The focus of Apple Music is to help all artists, from super stars to upstarts in their bedrooms, find a way to connect with their audience from a single place.
As it currently stands, the music consumer and artist has to migrate between many different social and distribution platforms to reach each other. For example, you can use Spotify to stream music, iTunes to buy the song you like, and YouTube to view the music video. At the same time, you have to go to Facebook and Twitter to see the artist’s updates. All these different social silos slow down the engagement of artists with their fans.
Apple Music hopes to address some of these problems by uniting these separate platforms into a single space for the artist.

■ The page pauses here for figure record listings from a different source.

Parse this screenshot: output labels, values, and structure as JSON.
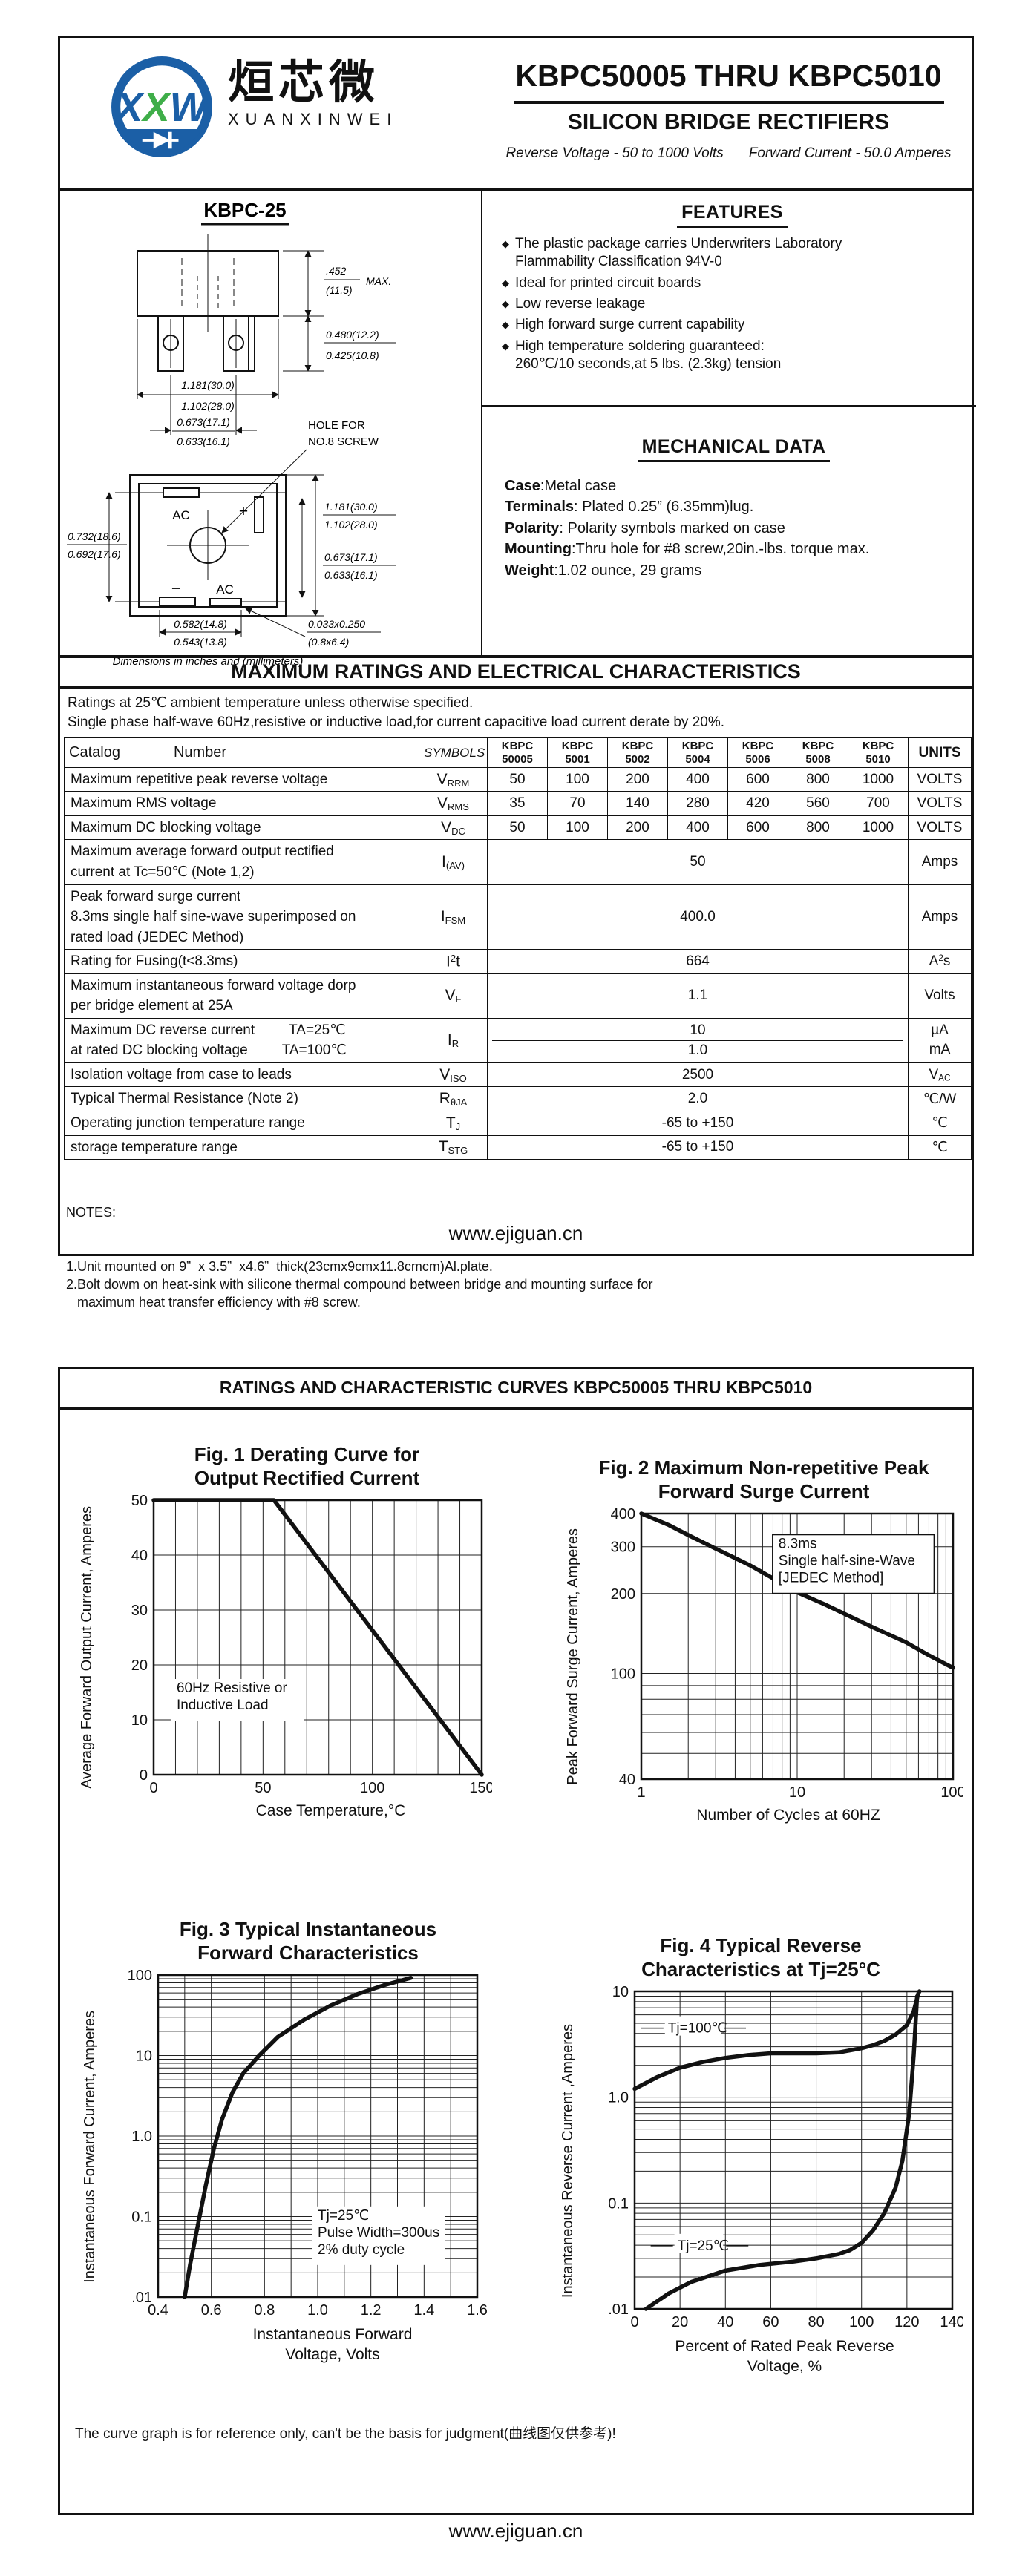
{
  "logo": {
    "monogram": [
      {
        "t": "X",
        "c": "#1b5fa6"
      },
      {
        "t": "X",
        "c": "#3fae49"
      },
      {
        "t": "W",
        "c": "#1b5fa6"
      }
    ],
    "chinese": "烜芯微",
    "latin": "XUANXINWEI",
    "blue": "#1b5fa6",
    "green": "#3fae49"
  },
  "header": {
    "title": "KBPC50005 THRU KBPC5010",
    "subtitle": "SILICON BRIDGE RECTIFIERS",
    "tagline_left": "Reverse Voltage - 50 to 1000 Volts",
    "tagline_right": "Forward Current - 50.0 Amperes"
  },
  "package": {
    "name": "KBPC-25",
    "caption": "Dimensions in inches and (millimeters)",
    "labels": {
      "height_top": ".452",
      "height_top_mm": "(11.5)",
      "height_max": "MAX.",
      "lug_h1": "0.480(12.2)",
      "lug_h2": "0.425(10.8)",
      "width1": "1.181(30.0)",
      "width2": "1.102(28.0)",
      "span1": "0.673(17.1)",
      "span2": "0.633(16.1)",
      "hole1": "HOLE FOR",
      "hole2": "NO.8 SCREW",
      "side1": "0.732(18.6)",
      "side2": "0.692(17.6)",
      "tall1": "1.181(30.0)",
      "tall2": "1.102(28.0)",
      "short1": "0.673(17.1)",
      "short2": "0.633(16.1)",
      "bottom1": "0.582(14.8)",
      "bottom2": "0.543(13.8)",
      "slot1": "0.033x0.250",
      "slot2": "(0.8x6.4)",
      "ac_top": "AC",
      "ac_bottom": "AC",
      "plus": "+",
      "minus": "−"
    }
  },
  "features": {
    "heading": "FEATURES",
    "bullet_glyph": "◆",
    "items": [
      {
        "lines": [
          "The plastic package carries Underwriters Laboratory",
          "Flammability Classification 94V-0"
        ]
      },
      {
        "lines": [
          "Ideal for printed circuit boards"
        ]
      },
      {
        "lines": [
          "Low reverse leakage"
        ]
      },
      {
        "lines": [
          "High forward surge current capability"
        ]
      },
      {
        "lines": [
          "High temperature soldering guaranteed:",
          "260℃/10 seconds,at 5 lbs. (2.3kg) tension"
        ]
      }
    ]
  },
  "mechanical": {
    "heading": "MECHANICAL DATA",
    "items": [
      {
        "b": "Case",
        "t": ":Metal case"
      },
      {
        "b": "Terminals",
        "t": ": Plated 0.25”  (6.35mm)lug."
      },
      {
        "b": "Polarity",
        "t": ": Polarity symbols marked on case"
      },
      {
        "b": "Mounting",
        "t": ":Thru hole for #8 screw,20in.-lbs. torque max."
      },
      {
        "b": "Weight",
        "t": ":1.02 ounce, 29 grams"
      }
    ]
  },
  "ratings": {
    "heading": "MAXIMUM RATINGS AND ELECTRICAL CHARACTERISTICS",
    "note1": "Ratings at 25℃ ambient temperature unless otherwise specified.",
    "note2": "Single phase half-wave 60Hz,resistive or inductive load,for current capacitive load current derate by 20%.",
    "table": {
      "catalog": "Catalog",
      "number": "Number",
      "symbols_header": "SYMBOLS",
      "units_header": "UNITS",
      "part_cols": [
        [
          "KBPC",
          "50005"
        ],
        [
          "KBPC",
          "5001"
        ],
        [
          "KBPC",
          "5002"
        ],
        [
          "KBPC",
          "5004"
        ],
        [
          "KBPC",
          "5006"
        ],
        [
          "KBPC",
          "5008"
        ],
        [
          "KBPC",
          "5010"
        ]
      ],
      "rows": [
        {
          "label": [
            [
              "Maximum repetitive peak reverse voltage"
            ]
          ],
          "sym": [
            {
              "t": "V"
            },
            {
              "t": "RRM",
              "s": "sub"
            }
          ],
          "values": [
            "50",
            "100",
            "200",
            "400",
            "600",
            "800",
            "1000"
          ],
          "unit": [
            {
              "t": "VOLTS"
            }
          ]
        },
        {
          "label": [
            [
              "Maximum RMS voltage"
            ]
          ],
          "sym": [
            {
              "t": "V"
            },
            {
              "t": "RMS",
              "s": "sub"
            }
          ],
          "values": [
            "35",
            "70",
            "140",
            "280",
            "420",
            "560",
            "700"
          ],
          "unit": [
            {
              "t": "VOLTS"
            }
          ]
        },
        {
          "label": [
            [
              "Maximum DC blocking voltage"
            ]
          ],
          "sym": [
            {
              "t": "V"
            },
            {
              "t": "DC",
              "s": "sub"
            }
          ],
          "values": [
            "50",
            "100",
            "200",
            "400",
            "600",
            "800",
            "1000"
          ],
          "unit": [
            {
              "t": "VOLTS"
            }
          ]
        },
        {
          "label": [
            [
              "Maximum average forward output rectified"
            ],
            [
              "current at  Tc=50℃  (Note 1,2)"
            ]
          ],
          "sym": [
            {
              "t": "I"
            },
            {
              "t": "(AV)",
              "s": "sub"
            }
          ],
          "span": "50",
          "unit": [
            {
              "t": "Amps"
            }
          ]
        },
        {
          "label": [
            [
              "Peak forward surge current"
            ],
            [
              "8.3ms single half sine-wave superimposed on"
            ],
            [
              "rated load (JEDEC Method)"
            ]
          ],
          "sym": [
            {
              "t": "I"
            },
            {
              "t": "FSM",
              "s": "sub"
            }
          ],
          "span": "400.0",
          "unit": [
            {
              "t": "Amps"
            }
          ]
        },
        {
          "label": [
            [
              "Rating for Fusing(t<8.3ms)"
            ]
          ],
          "sym": [
            {
              "t": "I"
            },
            {
              "t": "2",
              "s": "sup"
            },
            {
              "t": "t"
            }
          ],
          "span": "664",
          "unit": [
            {
              "t": "A"
            },
            {
              "t": "2",
              "s": "sup"
            },
            {
              "t": "s"
            }
          ]
        },
        {
          "label": [
            [
              "Maximum instantaneous forward voltage dorp"
            ],
            [
              "per bridge element at 25A"
            ]
          ],
          "sym": [
            {
              "t": "V"
            },
            {
              "t": "F",
              "s": "sub"
            }
          ],
          "span": "1.1",
          "unit": [
            {
              "t": "Volts"
            }
          ]
        },
        {
          "label": [
            [
              "Maximum DC reverse current",
              "TA=25℃"
            ],
            [
              "at rated DC blocking voltage",
              "TA=100℃"
            ]
          ],
          "sym": [
            {
              "t": "I"
            },
            {
              "t": "R",
              "s": "sub"
            }
          ],
          "dual_values": [
            "10",
            "1.0"
          ],
          "dual_units": [
            [
              {
                "t": "µA"
              }
            ],
            [
              {
                "t": "mA"
              }
            ]
          ]
        },
        {
          "label": [
            [
              "Isolation voltage from case to leads"
            ]
          ],
          "sym": [
            {
              "t": "V"
            },
            {
              "t": "ISO",
              "s": "sub"
            }
          ],
          "span": "2500",
          "unit": [
            {
              "t": "V"
            },
            {
              "t": "AC",
              "s": "sub"
            }
          ]
        },
        {
          "label": [
            [
              "Typical Thermal Resistance (Note 2)"
            ]
          ],
          "sym": [
            {
              "t": "R"
            },
            {
              "t": "θJA",
              "s": "sub"
            }
          ],
          "span": "2.0",
          "unit": [
            {
              "t": "℃/W"
            }
          ]
        },
        {
          "label": [
            [
              "Operating junction temperature range"
            ]
          ],
          "sym": [
            {
              "t": "T"
            },
            {
              "t": "J",
              "s": "sub"
            }
          ],
          "span": "-65 to +150",
          "unit": [
            {
              "t": "℃"
            }
          ]
        },
        {
          "label": [
            [
              "storage temperature range"
            ]
          ],
          "sym": [
            {
              "t": "T"
            },
            {
              "t": "STG",
              "s": "sub"
            }
          ],
          "span": "-65 to +150",
          "unit": [
            {
              "t": "℃"
            }
          ]
        }
      ]
    },
    "notes_title": "NOTES:",
    "notes": [
      "1.Unit mounted on 9”  x 3.5”  x4.6”  thick(23cmx9cmx11.8cmcm)Al.plate.",
      "2.Bolt dowm on heat-sink with silicone thermal compound between bridge and mounting surface for",
      "   maximum heat transfer efficiency with #8 screw."
    ]
  },
  "page1_url": "www.ejiguan.cn",
  "page2": {
    "banner": "RATINGS AND CHARACTERISTIC CURVES KBPC50005 THRU KBPC5010",
    "disclaimer": "The curve graph is for reference only, can't be the basis for judgment(曲线图仅供参考)!",
    "url": "www.ejiguan.cn"
  },
  "chart_data": [
    {
      "id": "fig1",
      "type": "line",
      "title": [
        "Fig. 1 Derating Curve for",
        "Output Rectified Current"
      ],
      "xlabel": [
        "Case Temperature,°C"
      ],
      "ylabel": [
        "Average Forward Output",
        "Current, Amperes"
      ],
      "x_scale": "linear",
      "xlim": [
        0,
        150
      ],
      "x_grid_step": 10,
      "xticks": [
        {
          "v": 0,
          "l": "0"
        },
        {
          "v": 50,
          "l": "50"
        },
        {
          "v": 100,
          "l": "100"
        },
        {
          "v": 150,
          "l": "150"
        }
      ],
      "y_scale": "linear",
      "ylim": [
        0,
        50
      ],
      "y_grid_step": 10,
      "yticks": [
        {
          "v": 0,
          "l": "0"
        },
        {
          "v": 10,
          "l": "10"
        },
        {
          "v": 20,
          "l": "20"
        },
        {
          "v": 30,
          "l": "30"
        },
        {
          "v": 40,
          "l": "40"
        },
        {
          "v": 50,
          "l": "50"
        }
      ],
      "annotation": {
        "lines": [
          "60Hz Resistive or",
          "Inductive Load"
        ],
        "fx": 0.07,
        "fy": 0.7,
        "box": false
      },
      "series": [
        {
          "name": "derating-curve",
          "x": [
            0,
            55,
            150
          ],
          "y": [
            50,
            50,
            0
          ]
        }
      ]
    },
    {
      "id": "fig2",
      "type": "line",
      "title": [
        "Fig. 2 Maximum Non-repetitive Peak",
        "Forward Surge Current"
      ],
      "xlabel": [
        "Number of Cycles at 60HZ"
      ],
      "ylabel": [
        "Peak Forward Surge Current,",
        "Amperes"
      ],
      "x_scale": "log",
      "xlim": [
        1,
        100
      ],
      "xticks": [
        {
          "v": 1,
          "l": "1"
        },
        {
          "v": 10,
          "l": "10"
        },
        {
          "v": 100,
          "l": "100"
        }
      ],
      "y_scale": "log",
      "ylim": [
        40,
        400
      ],
      "yticks": [
        {
          "v": 40,
          "l": "40"
        },
        {
          "v": 100,
          "l": "100"
        },
        {
          "v": 200,
          "l": "200"
        },
        {
          "v": 300,
          "l": "300"
        },
        {
          "v": 400,
          "l": "400"
        }
      ],
      "annotation": {
        "lines": [
          "8.3ms",
          "Single half-sine-Wave",
          "[JEDEC Method]"
        ],
        "fx": 0.44,
        "fy": 0.13,
        "box": true
      },
      "series": [
        {
          "name": "surge-curve",
          "x": [
            1,
            1.5,
            2,
            3,
            4,
            5,
            7,
            10,
            15,
            20,
            30,
            50,
            70,
            100
          ],
          "y": [
            400,
            362,
            332,
            295,
            272,
            255,
            228,
            202,
            182,
            168,
            150,
            131,
            117,
            105
          ]
        }
      ]
    },
    {
      "id": "fig3",
      "type": "line",
      "title": [
        "Fig. 3 Typical Instantaneous",
        "Forward Characteristics"
      ],
      "xlabel": [
        "Instantaneous Forward",
        "Voltage, Volts"
      ],
      "ylabel": [
        "Instantaneous Forward Current,",
        "Amperes"
      ],
      "x_scale": "linear",
      "xlim": [
        0.4,
        1.6
      ],
      "x_grid_step": 0.1,
      "xticks": [
        {
          "v": 0.4,
          "l": "0.4"
        },
        {
          "v": 0.6,
          "l": "0.6"
        },
        {
          "v": 0.8,
          "l": "0.8"
        },
        {
          "v": 1.0,
          "l": "1.0"
        },
        {
          "v": 1.2,
          "l": "1.2"
        },
        {
          "v": 1.4,
          "l": "1.4"
        },
        {
          "v": 1.6,
          "l": "1.6"
        }
      ],
      "y_scale": "log",
      "ylim": [
        0.01,
        100
      ],
      "yticks": [
        {
          "v": 0.01,
          "l": ".01"
        },
        {
          "v": 0.1,
          "l": "0.1"
        },
        {
          "v": 1,
          "l": "1.0"
        },
        {
          "v": 10,
          "l": "10"
        },
        {
          "v": 100,
          "l": "100"
        }
      ],
      "annotation": {
        "lines": [
          "Tj=25℃",
          "Pulse Width=300us",
          "2% duty cycle"
        ],
        "fx": 0.5,
        "fy": 0.76,
        "box": false
      },
      "series": [
        {
          "name": "forward-curve",
          "x": [
            0.5,
            0.52,
            0.55,
            0.58,
            0.61,
            0.64,
            0.68,
            0.72,
            0.78,
            0.85,
            0.95,
            1.05,
            1.15,
            1.25,
            1.35
          ],
          "y": [
            0.01,
            0.025,
            0.08,
            0.25,
            0.7,
            1.6,
            3.5,
            6,
            10,
            17,
            28,
            42,
            58,
            75,
            92
          ]
        }
      ]
    },
    {
      "id": "fig4",
      "type": "line",
      "title": [
        "Fig. 4 Typical Reverse",
        "Characteristics at Tj=25°C"
      ],
      "xlabel": [
        "Percent of Rated Peak Reverse",
        "Voltage, %"
      ],
      "ylabel": [
        "Instantaneous Reverse",
        "Current ,Amperes"
      ],
      "x_scale": "linear",
      "xlim": [
        0,
        140
      ],
      "x_grid_step": 20,
      "xticks": [
        {
          "v": 0,
          "l": "0"
        },
        {
          "v": 20,
          "l": "20"
        },
        {
          "v": 40,
          "l": "40"
        },
        {
          "v": 60,
          "l": "60"
        },
        {
          "v": 80,
          "l": "80"
        },
        {
          "v": 100,
          "l": "100"
        },
        {
          "v": 120,
          "l": "120"
        },
        {
          "v": 140,
          "l": "140"
        }
      ],
      "y_scale": "log",
      "ylim": [
        0.01,
        10
      ],
      "yticks": [
        {
          "v": 0.01,
          "l": ".01"
        },
        {
          "v": 0.1,
          "l": "0.1"
        },
        {
          "v": 1,
          "l": "1.0"
        },
        {
          "v": 10,
          "l": "10"
        }
      ],
      "series": [
        {
          "name": "tj100-curve",
          "label": "Tj=100℃",
          "x": [
            0,
            10,
            20,
            30,
            40,
            50,
            60,
            70,
            80,
            90,
            100,
            105,
            110,
            115,
            120,
            123,
            125,
            125.5
          ],
          "y": [
            1.2,
            1.55,
            1.9,
            2.15,
            2.35,
            2.5,
            2.6,
            2.6,
            2.6,
            2.65,
            2.9,
            3.1,
            3.4,
            3.9,
            4.8,
            6.5,
            9.5,
            10
          ]
        },
        {
          "name": "tj25-curve",
          "label": "Tj=25℃",
          "x": [
            5,
            15,
            25,
            40,
            55,
            70,
            80,
            90,
            95,
            100,
            105,
            110,
            115,
            118,
            121,
            123,
            124.5
          ],
          "y": [
            0.01,
            0.014,
            0.018,
            0.023,
            0.026,
            0.028,
            0.03,
            0.033,
            0.036,
            0.042,
            0.055,
            0.08,
            0.14,
            0.25,
            0.7,
            2.5,
            9
          ]
        }
      ],
      "series_labels": [
        {
          "text": "Tj=100℃",
          "fx": 0.1,
          "fy": 0.13
        },
        {
          "text": "Tj=25℃",
          "fx": 0.13,
          "fy": 0.815
        }
      ]
    }
  ]
}
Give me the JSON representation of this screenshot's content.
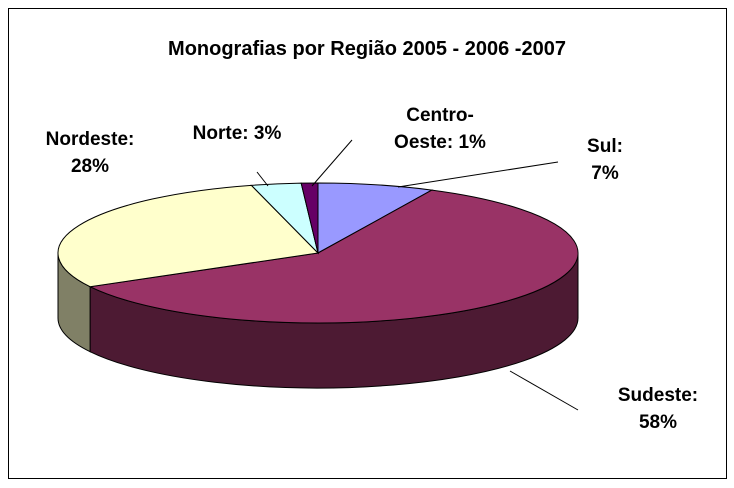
{
  "chart_data": {
    "type": "pie3d",
    "title": "Monografias por Região 2005 - 2006 -2007",
    "categories": [
      "Sul:",
      "Sudeste:",
      "Nordeste:",
      "Norte:",
      "Centro-Oeste:"
    ],
    "values": [
      7,
      58,
      28,
      3,
      1
    ],
    "value_labels": [
      "7%",
      "58%",
      "28%",
      "3%",
      "1%"
    ],
    "colors": [
      "#9999ff",
      "#993366",
      "#ffffcc",
      "#ccffff",
      "#660066"
    ]
  }
}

The Apple Music service’s core functionality is a music streaming and discovery service. You can selectively stream tens of millions of tracks from the iTunes library and save them for offline listening. Based on your playlists and downloads, Apple Music can make recommendations of other like artists and playlists that you might enjoy. The main difference between this and other intelligent services such as Pandora or Spotify is that real music lovers curate the playlists and recommendations instead of a machine or algorithm.
The Music service links artists profiles together into a unified view with easy access to top albums and tracks, music videos, behind the scene photos and media, and other social media information from the group.
As part of their long term curation and discovery strategy, Apple Music introduces their 24/7 global streaming radio station Beats 1. Broadcasting nonstop to over 100 countries, Beats 1 brings some of the best radio talent to produce content for the world to hear with interviews, guests, new, and culture.
Connecting with Fans
Finally, Apple Music attacks the music social space with their connected functionality. Artists can post pictures, videos, and even tracks onto their profile pages that their fans can follow, comment, and share onto the many different social platforms.
Apple Music isn’t limited to signed artists either, as anyone can create their own profiles on Apple Music, though it is unclear if there is any kind of vetting process or how easy it is to publish.
Apple once again wants to carve its place in the social music space. Past in, Apple Ping attempted a similar product with disastrous response. It’s unclear if the new Apple Music will fare any better but the initial looks seem much more promising than previously.
One of the biggest surprises of the announcement was that Apple Music will be available not just for Apple’s products, but also for Windows and Android devices. With a pricing plan of $9.99 per month for a single user and $14.99 per month for a family of six for access to the massive iTunes library, Apple is positioning themselves to take on the likes of Spotify and Pandora with the advantages of human curation and the power of a holistic cross platform approach to social music.
Apple Music launches on June 30th in over 100 countries with the first three months free.